While browsing AdWeek, I came across a video titled The Price of Carbon and thought it would be worth sharing as a conversation starter. It’s a pretty concise way to encourage the continuation of a complex discussion about a topic with immediate and long term impact on human existence on Earth.
Instead of charging polluters a fee for dumping their carbon dioxide into our shared atmosphere, we are all paying the cost of the consequences of putting attempting to store about 30 tons per year in our air. I’m willing to pay my share and work to reduce our collective contribution to the pollution. Are you?

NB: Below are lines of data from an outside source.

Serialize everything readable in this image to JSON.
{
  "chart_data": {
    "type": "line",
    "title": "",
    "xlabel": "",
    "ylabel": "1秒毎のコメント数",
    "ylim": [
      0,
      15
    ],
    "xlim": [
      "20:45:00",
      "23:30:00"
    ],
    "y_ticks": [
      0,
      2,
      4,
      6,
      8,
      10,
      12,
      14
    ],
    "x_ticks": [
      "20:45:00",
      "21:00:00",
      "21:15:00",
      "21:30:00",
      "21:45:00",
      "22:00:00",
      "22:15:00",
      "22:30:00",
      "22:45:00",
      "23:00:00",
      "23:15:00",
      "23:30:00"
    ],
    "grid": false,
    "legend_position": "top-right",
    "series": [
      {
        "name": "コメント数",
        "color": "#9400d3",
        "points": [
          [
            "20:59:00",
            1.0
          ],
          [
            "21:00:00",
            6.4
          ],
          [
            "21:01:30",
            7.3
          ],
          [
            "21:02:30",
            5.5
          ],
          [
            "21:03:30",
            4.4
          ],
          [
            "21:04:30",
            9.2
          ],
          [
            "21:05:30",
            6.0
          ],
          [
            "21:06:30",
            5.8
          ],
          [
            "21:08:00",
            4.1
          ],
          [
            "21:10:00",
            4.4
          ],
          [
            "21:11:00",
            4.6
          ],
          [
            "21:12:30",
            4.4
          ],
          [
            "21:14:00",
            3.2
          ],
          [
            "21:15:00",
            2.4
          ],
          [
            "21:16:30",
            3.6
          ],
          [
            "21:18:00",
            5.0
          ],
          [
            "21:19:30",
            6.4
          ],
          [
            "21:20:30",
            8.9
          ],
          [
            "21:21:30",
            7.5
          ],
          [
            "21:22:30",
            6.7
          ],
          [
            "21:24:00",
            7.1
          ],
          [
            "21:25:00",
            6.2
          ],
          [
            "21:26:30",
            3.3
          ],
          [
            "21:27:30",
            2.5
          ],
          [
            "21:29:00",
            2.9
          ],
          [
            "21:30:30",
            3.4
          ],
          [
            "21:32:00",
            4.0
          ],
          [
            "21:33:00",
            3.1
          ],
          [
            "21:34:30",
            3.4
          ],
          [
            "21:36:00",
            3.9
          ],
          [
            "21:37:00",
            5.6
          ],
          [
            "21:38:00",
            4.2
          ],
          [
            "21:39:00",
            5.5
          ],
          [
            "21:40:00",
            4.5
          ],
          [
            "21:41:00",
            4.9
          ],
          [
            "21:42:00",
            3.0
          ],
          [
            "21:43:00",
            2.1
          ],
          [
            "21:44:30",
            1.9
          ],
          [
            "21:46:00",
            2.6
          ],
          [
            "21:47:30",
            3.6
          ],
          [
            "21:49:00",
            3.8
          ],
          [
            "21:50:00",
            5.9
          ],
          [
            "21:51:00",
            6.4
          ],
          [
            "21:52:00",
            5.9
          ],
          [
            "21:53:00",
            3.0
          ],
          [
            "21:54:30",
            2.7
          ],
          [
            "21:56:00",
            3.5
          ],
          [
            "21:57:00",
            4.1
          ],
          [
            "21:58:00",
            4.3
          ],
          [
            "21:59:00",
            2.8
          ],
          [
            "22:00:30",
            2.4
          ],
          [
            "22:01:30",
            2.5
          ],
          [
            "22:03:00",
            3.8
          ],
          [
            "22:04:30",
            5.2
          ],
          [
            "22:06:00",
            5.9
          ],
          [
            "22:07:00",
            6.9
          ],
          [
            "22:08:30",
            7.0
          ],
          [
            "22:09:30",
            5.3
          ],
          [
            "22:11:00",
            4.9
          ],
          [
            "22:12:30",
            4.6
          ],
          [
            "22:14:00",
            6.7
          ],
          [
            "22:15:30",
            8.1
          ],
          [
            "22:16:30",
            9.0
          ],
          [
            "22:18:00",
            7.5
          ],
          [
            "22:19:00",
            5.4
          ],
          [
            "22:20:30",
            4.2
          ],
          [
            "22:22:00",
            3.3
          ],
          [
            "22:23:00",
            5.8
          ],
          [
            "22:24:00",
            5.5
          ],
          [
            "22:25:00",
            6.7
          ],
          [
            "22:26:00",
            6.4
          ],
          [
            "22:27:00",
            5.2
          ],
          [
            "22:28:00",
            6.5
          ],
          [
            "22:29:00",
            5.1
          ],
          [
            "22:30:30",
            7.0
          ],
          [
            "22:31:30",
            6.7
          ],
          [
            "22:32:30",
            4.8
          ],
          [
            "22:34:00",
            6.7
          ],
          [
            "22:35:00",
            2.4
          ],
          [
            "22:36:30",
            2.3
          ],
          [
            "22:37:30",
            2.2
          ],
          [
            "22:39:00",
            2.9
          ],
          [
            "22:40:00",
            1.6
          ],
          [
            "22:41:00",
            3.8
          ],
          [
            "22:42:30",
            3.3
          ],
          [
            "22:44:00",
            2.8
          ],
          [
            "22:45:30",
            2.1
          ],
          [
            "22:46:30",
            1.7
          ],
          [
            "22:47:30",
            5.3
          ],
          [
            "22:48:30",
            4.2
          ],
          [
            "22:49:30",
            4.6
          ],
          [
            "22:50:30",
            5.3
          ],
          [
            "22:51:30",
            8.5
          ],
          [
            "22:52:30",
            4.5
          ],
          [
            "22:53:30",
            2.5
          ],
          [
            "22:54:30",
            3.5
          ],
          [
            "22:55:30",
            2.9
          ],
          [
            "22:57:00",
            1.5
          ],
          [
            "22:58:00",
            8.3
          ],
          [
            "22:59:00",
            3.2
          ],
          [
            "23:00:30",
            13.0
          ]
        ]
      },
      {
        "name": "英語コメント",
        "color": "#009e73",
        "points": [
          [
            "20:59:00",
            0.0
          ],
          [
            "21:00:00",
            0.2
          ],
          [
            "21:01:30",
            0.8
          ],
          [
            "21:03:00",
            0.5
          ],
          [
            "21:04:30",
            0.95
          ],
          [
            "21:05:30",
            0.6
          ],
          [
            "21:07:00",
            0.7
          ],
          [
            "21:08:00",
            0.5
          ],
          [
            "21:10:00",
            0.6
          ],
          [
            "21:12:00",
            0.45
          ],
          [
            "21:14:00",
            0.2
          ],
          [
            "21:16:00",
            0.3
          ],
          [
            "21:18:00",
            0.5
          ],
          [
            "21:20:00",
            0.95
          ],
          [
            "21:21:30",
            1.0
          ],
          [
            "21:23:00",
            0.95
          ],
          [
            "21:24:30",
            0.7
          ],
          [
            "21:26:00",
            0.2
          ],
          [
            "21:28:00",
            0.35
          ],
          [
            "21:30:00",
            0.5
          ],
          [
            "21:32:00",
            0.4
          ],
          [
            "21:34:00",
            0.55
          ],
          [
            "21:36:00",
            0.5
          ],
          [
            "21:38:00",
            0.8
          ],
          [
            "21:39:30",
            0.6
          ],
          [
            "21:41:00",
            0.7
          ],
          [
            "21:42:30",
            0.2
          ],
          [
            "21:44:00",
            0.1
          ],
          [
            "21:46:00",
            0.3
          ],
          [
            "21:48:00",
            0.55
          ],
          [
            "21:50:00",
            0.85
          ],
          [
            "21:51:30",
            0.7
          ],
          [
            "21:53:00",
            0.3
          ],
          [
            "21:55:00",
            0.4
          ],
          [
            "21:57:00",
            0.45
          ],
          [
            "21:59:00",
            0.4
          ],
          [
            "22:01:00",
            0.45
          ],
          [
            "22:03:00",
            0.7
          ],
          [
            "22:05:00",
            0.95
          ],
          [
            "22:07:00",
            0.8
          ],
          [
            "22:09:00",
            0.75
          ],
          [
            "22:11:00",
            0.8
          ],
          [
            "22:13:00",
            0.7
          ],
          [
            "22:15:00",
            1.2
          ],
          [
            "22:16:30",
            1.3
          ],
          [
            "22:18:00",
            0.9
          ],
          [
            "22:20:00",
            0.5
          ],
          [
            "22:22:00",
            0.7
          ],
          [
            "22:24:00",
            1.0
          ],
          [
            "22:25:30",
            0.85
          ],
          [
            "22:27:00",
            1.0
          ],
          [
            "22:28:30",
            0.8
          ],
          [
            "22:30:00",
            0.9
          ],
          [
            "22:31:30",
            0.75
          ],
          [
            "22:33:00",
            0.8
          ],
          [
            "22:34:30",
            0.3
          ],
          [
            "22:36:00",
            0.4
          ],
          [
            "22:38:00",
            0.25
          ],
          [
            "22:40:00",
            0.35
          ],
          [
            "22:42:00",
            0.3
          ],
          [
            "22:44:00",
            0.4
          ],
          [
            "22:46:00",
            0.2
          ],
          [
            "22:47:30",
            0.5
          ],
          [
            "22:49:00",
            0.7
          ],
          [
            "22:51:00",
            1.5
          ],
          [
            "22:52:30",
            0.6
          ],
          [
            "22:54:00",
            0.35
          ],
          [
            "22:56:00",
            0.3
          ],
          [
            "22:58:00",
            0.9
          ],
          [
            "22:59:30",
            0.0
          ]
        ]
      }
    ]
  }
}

Update: (Posted at 3:44 on May 23, 2013) After receiving several comments, I realized that I did not clearly state my recommended means of both paying my share and working to reduce our collective contribution to the pollution. I believe that Jim Hansen’s fee and dividend approach makes a world of sense and can be packaged into a politically palatable product.
I also was hoping that Atomic Insights readers would “get” that I am certain that rapidly expanding nuclear energy will increase human access to affordable, reliable energy — and energy use is what gives us the ability to do valuable work and live abundant, fulfilling lives — while at the same time dramatically slow human greenhouse gas emissions. Of course, nuclear fission does not just reduce CO2 when it replaces hydrocarbon combustion, it also eliminates NOx, SOx, fine particulates, trace toxins, and mercury. End Update.
BTW, for those who want to argue by claiming that CO2 is a plant fertilizer and a natural product, consider the fact that feces can make exactly the same claim.